I confess: I love American Idol. I believe I've watched every episode of every show since Kelly Clarkson first warbled her way into America's living rooms, through raw talent and an "aw shucks, I'm-justa-lil-gal-from-Texas" charm that melted the cold, cold heart of Simon Cowell and illicit music downloaders everywhere. I look forward to the American Idol season the way men in West Virginia look forward to the first day of deer season. The siren call of FRESH MEAT is just too much for us to ignore.
I don't really care for the early auditions. I do think, however, that all Republican members of Congress should be forced to watch them on a continuous loop with their eyes taped open, like in A Clockwork Orange, until they have no choice but to vote in favor of funding programs for the mentally ill. Clearly, American Idol does more to expose the need for mental health care in America than any 500 page tome issued by the American Psychiatric Association. The parade of the the tragically tone-deaf and delusional is hard to watch without wanting to pop an anti-psychotic yourself or at the very least, invest in Eli Lilly stock.
My favorite part of the audition process is Hollywood Week. In Hollywood, the 200 or so Idol hopefuls culled out of the equivalent to the entire population of Kansas who auditioned, are put through a rigorous program of performing, sleep deprivation, and public humiliation.

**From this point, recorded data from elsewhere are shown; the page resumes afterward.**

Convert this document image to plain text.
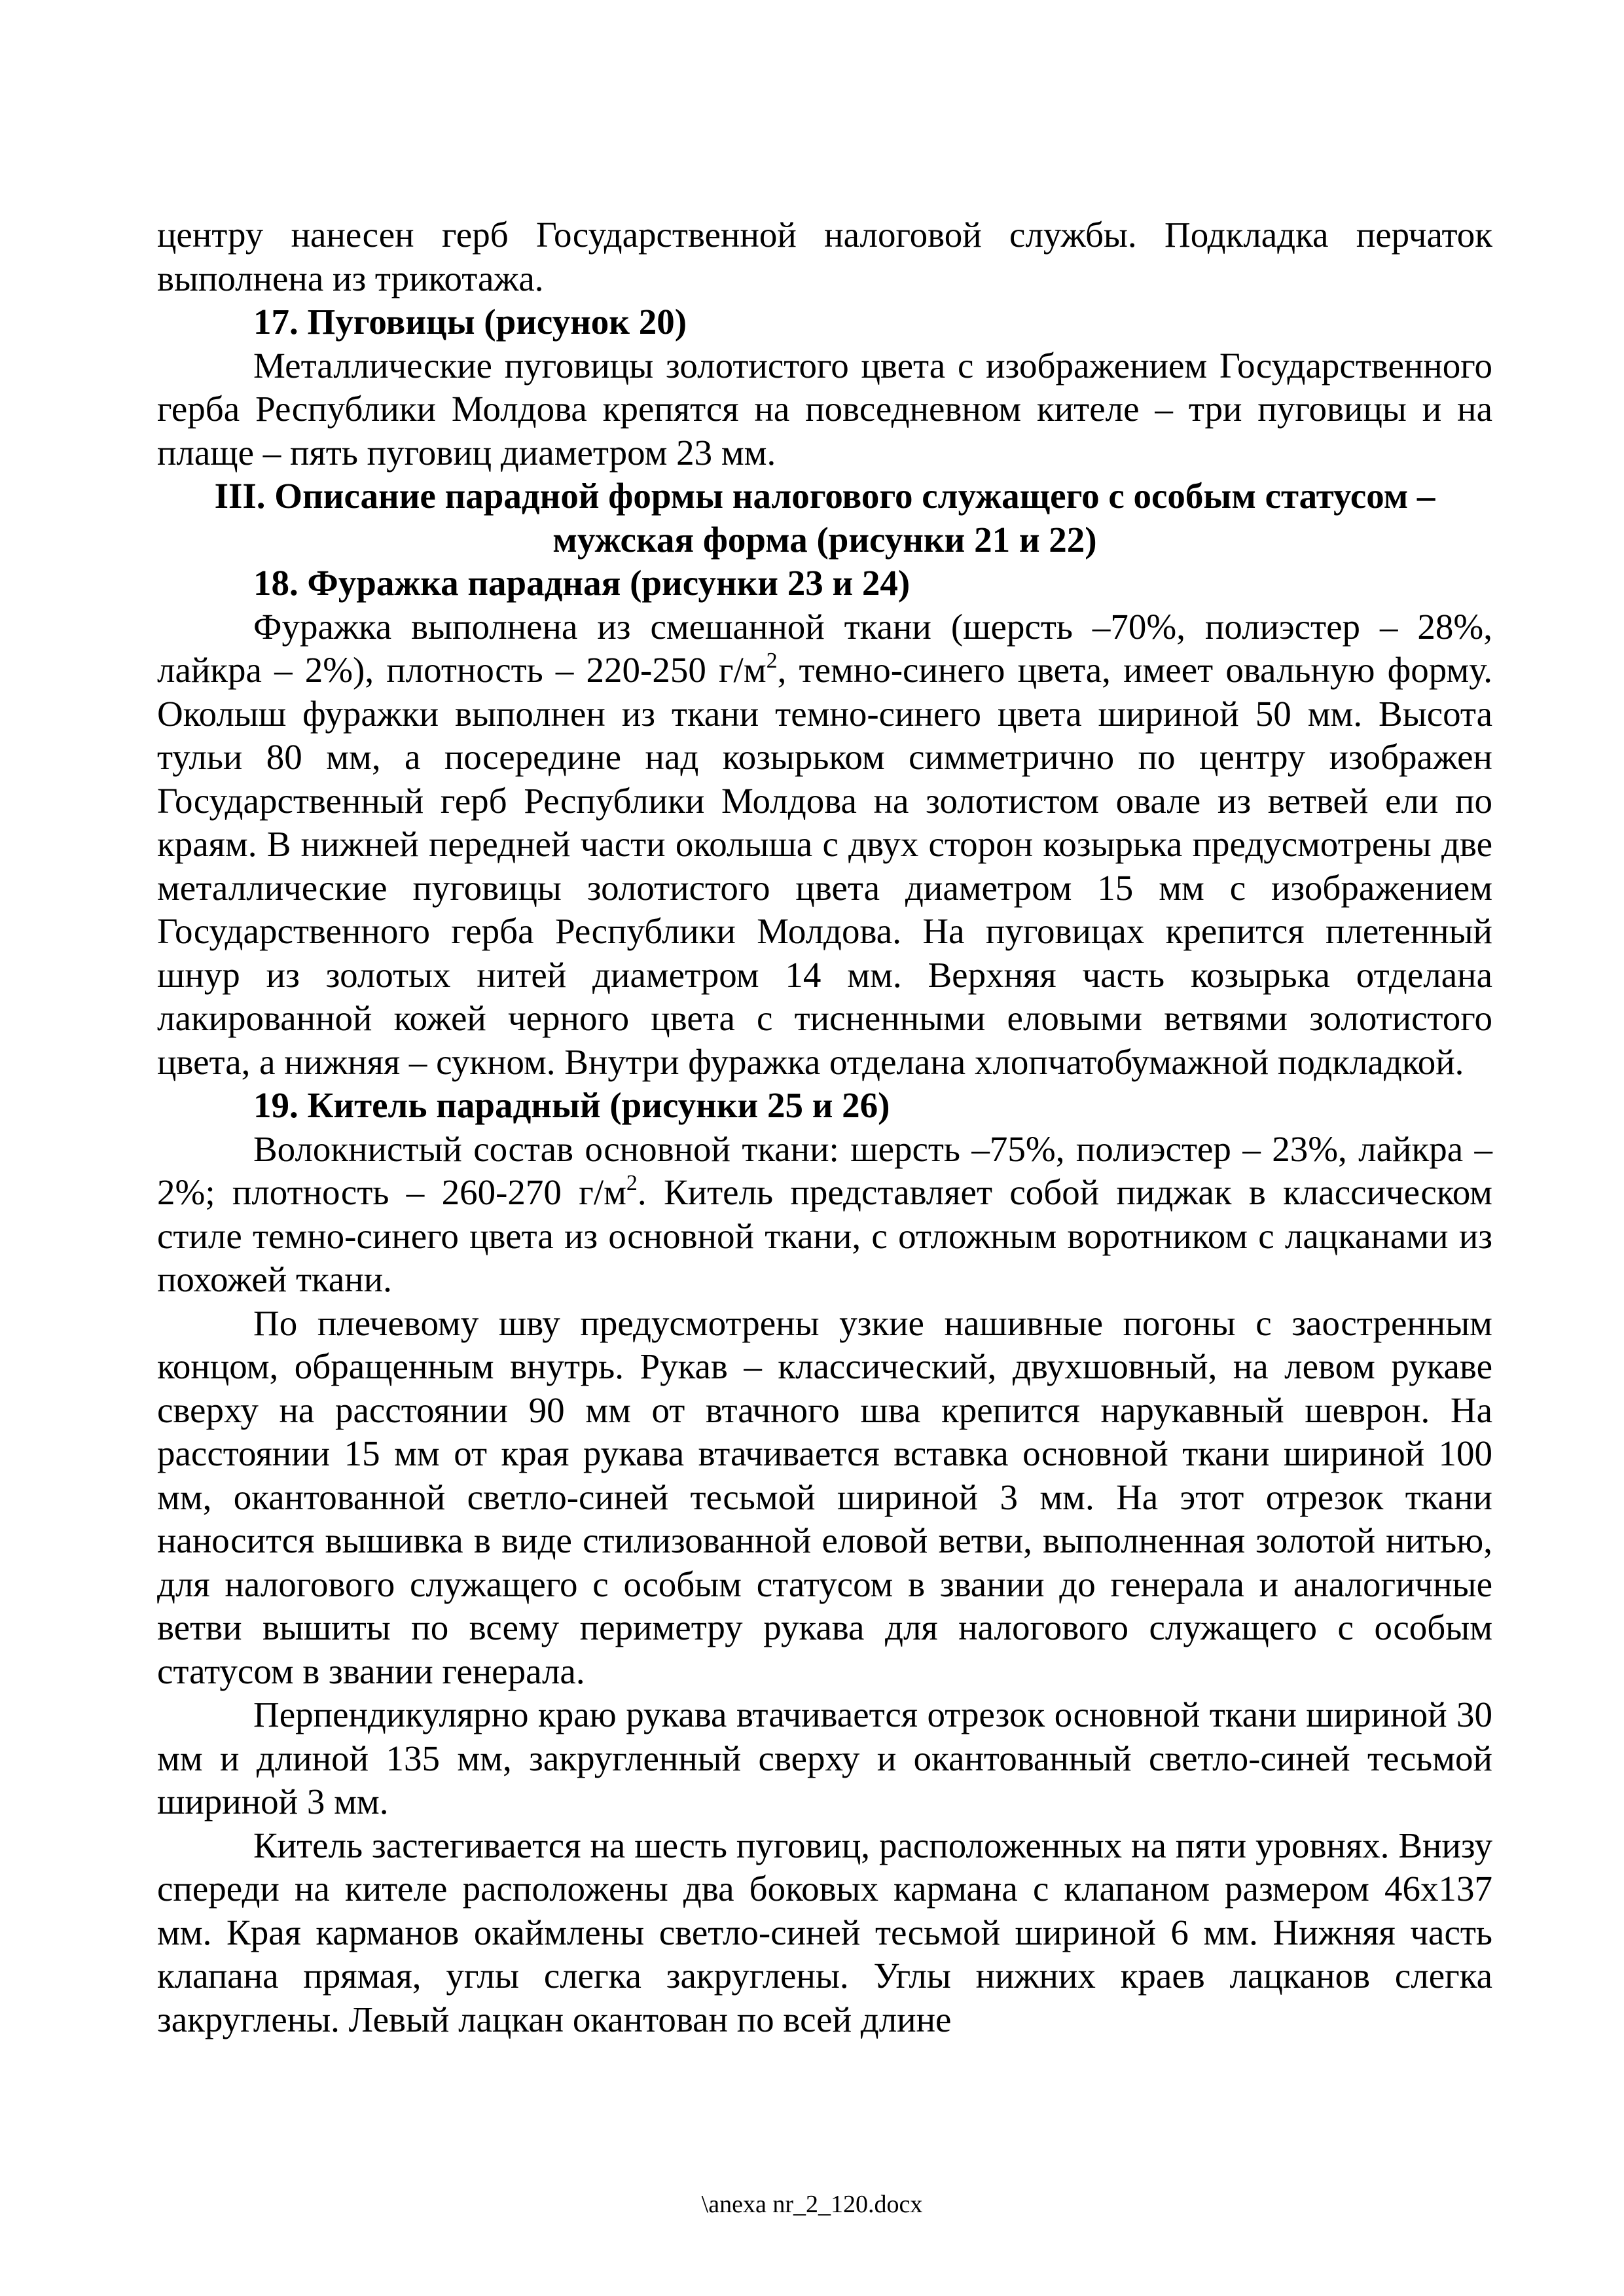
центру нанесен герб Государственной налоговой службы. Подкладка перчаток выполнена из трикотажа.

17. Пуговицы (рисунок 20)

Металлические пуговицы золотистого цвета с изображением Государственного герба Республики Молдова крепятся на повседневном кителе – три пуговицы и на плаще – пять пуговиц диаметром 23 мм.

III. Описание парадной формы налогового служащего с особым статусом – мужская форма (рисунки 21 и 22)

18. Фуражка парадная (рисунки 23 и 24)

Фуражка выполнена из смешанной ткани (шерсть –70%, полиэстер – 28%, лайкра – 2%), плотность – 220-250 $г/м^2$, темно-синего цвета, имеет овальную форму. Околыш фуражки выполнен из ткани темно-синего цвета шириной 50 мм. Высота тульи 80 мм, а посередине над козырьком симметрично по центру изображен Государственный герб Республики Молдова на золотистом овале из ветвей ели по краям. В нижней передней части околыша с двух сторон козырька предусмотрены две металлические пуговицы золотистого цвета диаметром 15 мм с изображением Государственного герба Республики Молдова. На пуговицах крепится плетенный шнур из золотых нитей диаметром 14 мм. Верхняя часть козырька отделана лакированной кожей черного цвета с тисненными еловыми ветвями золотистого цвета, а нижняя – сукном. Внутри фуражка отделана хлопчатобумажной подкладкой.

19. Китель парадный (рисунки 25 и 26)

Волокнистый состав основной ткани: шерсть –75%, полиэстер – 23%, лайкра – 2%; плотность – 260-270 $г/м^2$. Китель представляет собой пиджак в классическом стиле темно-синего цвета из основной ткани, с отложным воротником с лацканами из похожей ткани.

По плечевому шву предусмотрены узкие нашивные погоны с заостренным концом, обращенным внутрь. Рукав – классический, двухшовный, на левом рукаве сверху на расстоянии 90 мм от втачного шва крепится нарукавный шеврон. На расстоянии 15 мм от края рукава втачивается вставка основной ткани шириной 100 мм, окантованной светло-синей тесьмой шириной 3 мм. На этот отрезок ткани наносится вышивка в виде стилизованной еловой ветви, выполненная золотой нитью, для налогового служащего с особым статусом в звании до генерала и аналогичные ветви вышиты по всему периметру рукава для налогового служащего с особым статусом в звании генерала.

Перпендикулярно краю рукава втачивается отрезок основной ткани шириной 30 мм и длиной 135 мм, закругленный сверху и окантованный светло-синей тесьмой шириной 3 мм.

Китель застегивается на шесть пуговиц, расположенных на пяти уровнях. Внизу спереди на кителе расположены два боковых кармана с клапаном размером 46х137 мм. Края карманов окаймлены светло-синей тесьмой шириной 6 мм. Нижняя часть клапана прямая, углы слегка закруглены. Углы нижних краев лацканов слегка закруглены. Левый лацкан окантован по всей длине

\anexa nr_2_120.docx
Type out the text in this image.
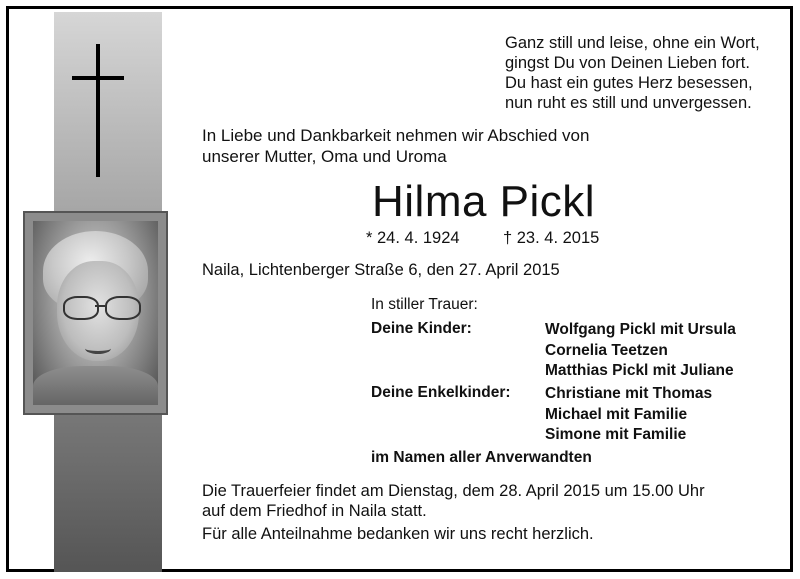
Ganz still und leise, ohne ein Wort,
gingst Du von Deinen Lieben fort.
Du hast ein gutes Herz besessen,
nun ruht es still und unvergessen.
In Liebe und Dankbarkeit nehmen wir Abschied von
unserer Mutter, Oma und Uroma
Hilma Pickl
* 24. 4. 1924	† 23. 4. 2015
Naila, Lichtenberger Straße 6, den 27. April 2015
In stiller Trauer:
Deine Kinder:	Wolfgang Pickl mit Ursula
Cornelia Teetzen
Matthias Pickl mit Juliane
Deine Enkelkinder: Christiane mit Thomas
Michael mit Familie
Simone mit Familie
im Namen aller Anverwandten
Die Trauerfeier findet am Dienstag, dem 28. April 2015 um 15.00 Uhr
auf dem Friedhof in Naila statt.
Für alle Anteilnahme bedanken wir uns recht herzlich.
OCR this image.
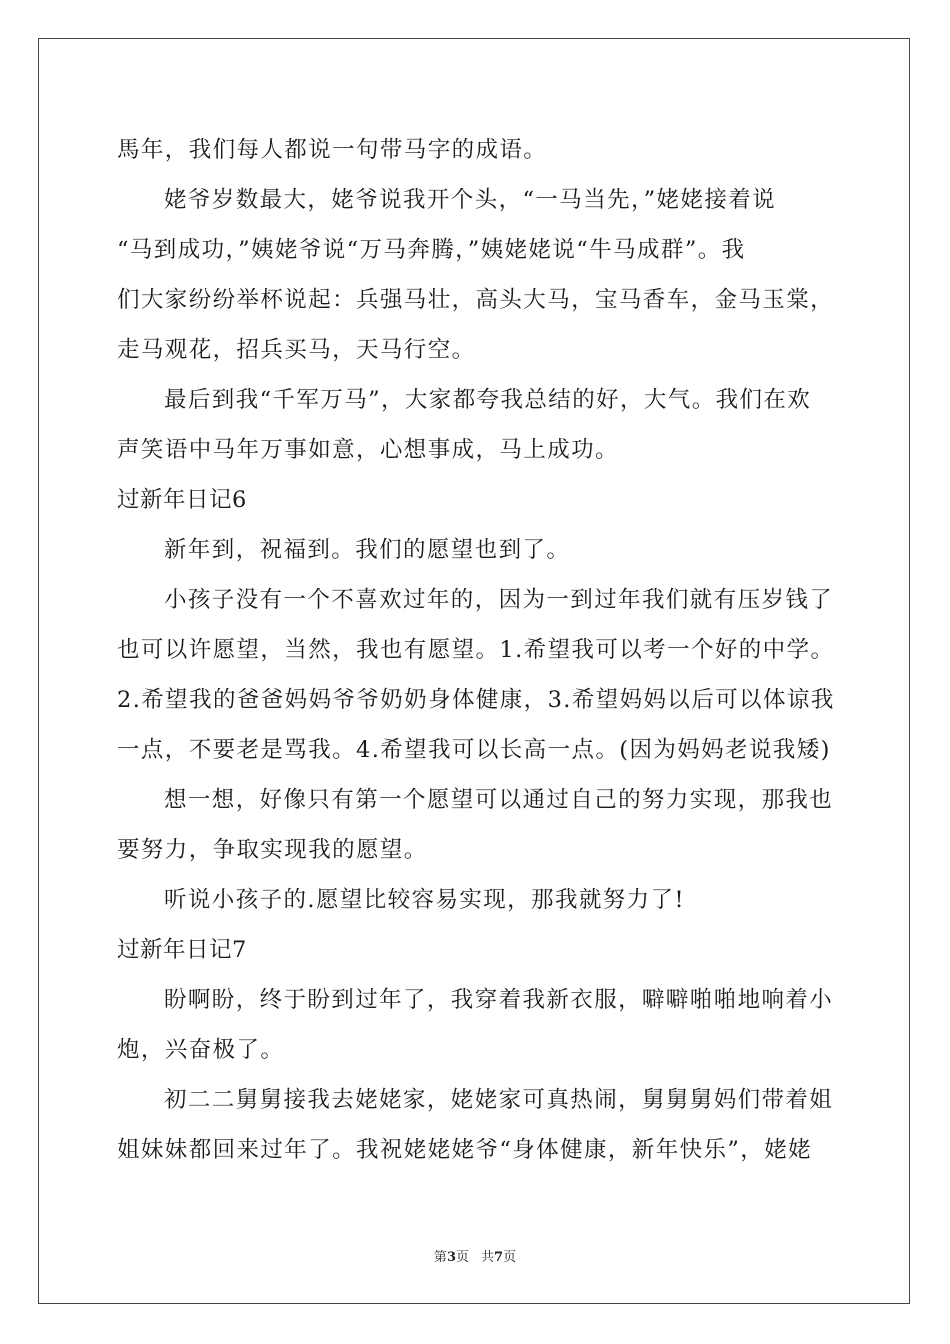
馬年，我们每人都说一句带马字的成语。
姥爷岁数最大，姥爷说我开个头，“一马当先，”姥姥接着说
“马到成功，”姨姥爷说“万马奔腾，”姨姥姥说“牛马成群”。我
们大家纷纷举杯说起：兵强马壮，高头大马，宝马香车，金马玉棠，
走马观花，招兵买马，天马行空。
最后到我“千军万马”，大家都夸我总结的好，大气。我们在欢
声笑语中马年万事如意，心想事成，马上成功。
过新年日记6
新年到，祝福到。我们的愿望也到了。
小孩子没有一个不喜欢过年的，因为一到过年我们就有压岁钱了
也可以许愿望，当然，我也有愿望。1.希望我可以考一个好的中学。
2.希望我的爸爸妈妈爷爷奶奶身体健康，3.希望妈妈以后可以体谅我
一点，不要老是骂我。4.希望我可以长高一点。(因为妈妈老说我矮)
想一想，好像只有第一个愿望可以通过自己的努力实现，那我也
要努力，争取实现我的愿望。
听说小孩子的.愿望比较容易实现，那我就努力了!
过新年日记7
盼啊盼，终于盼到过年了，我穿着我新衣服，噼噼啪啪地响着小
炮，兴奋极了。
初二二舅舅接我去姥姥家，姥姥家可真热闹，舅舅舅妈们带着姐
姐妹妹都回来过年了。我祝姥姥姥爷“身体健康，新年快乐”，姥姥
第3页 共7页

It's like The Stanford Prison Experiment: The Musical. The idea is that the 200 or so decent singers will be reduced to 36 who will, through head-to-head competition, be winnowed down to 12 that America votes on. Those who make it will advance on and be judged by an army of pre-teens and senior citizens with speed dial. Those who don't move on will likely go back winning karaoke contests and performing in the chorus of the local dinner-theatre's revival of "Annie Get Your Gun."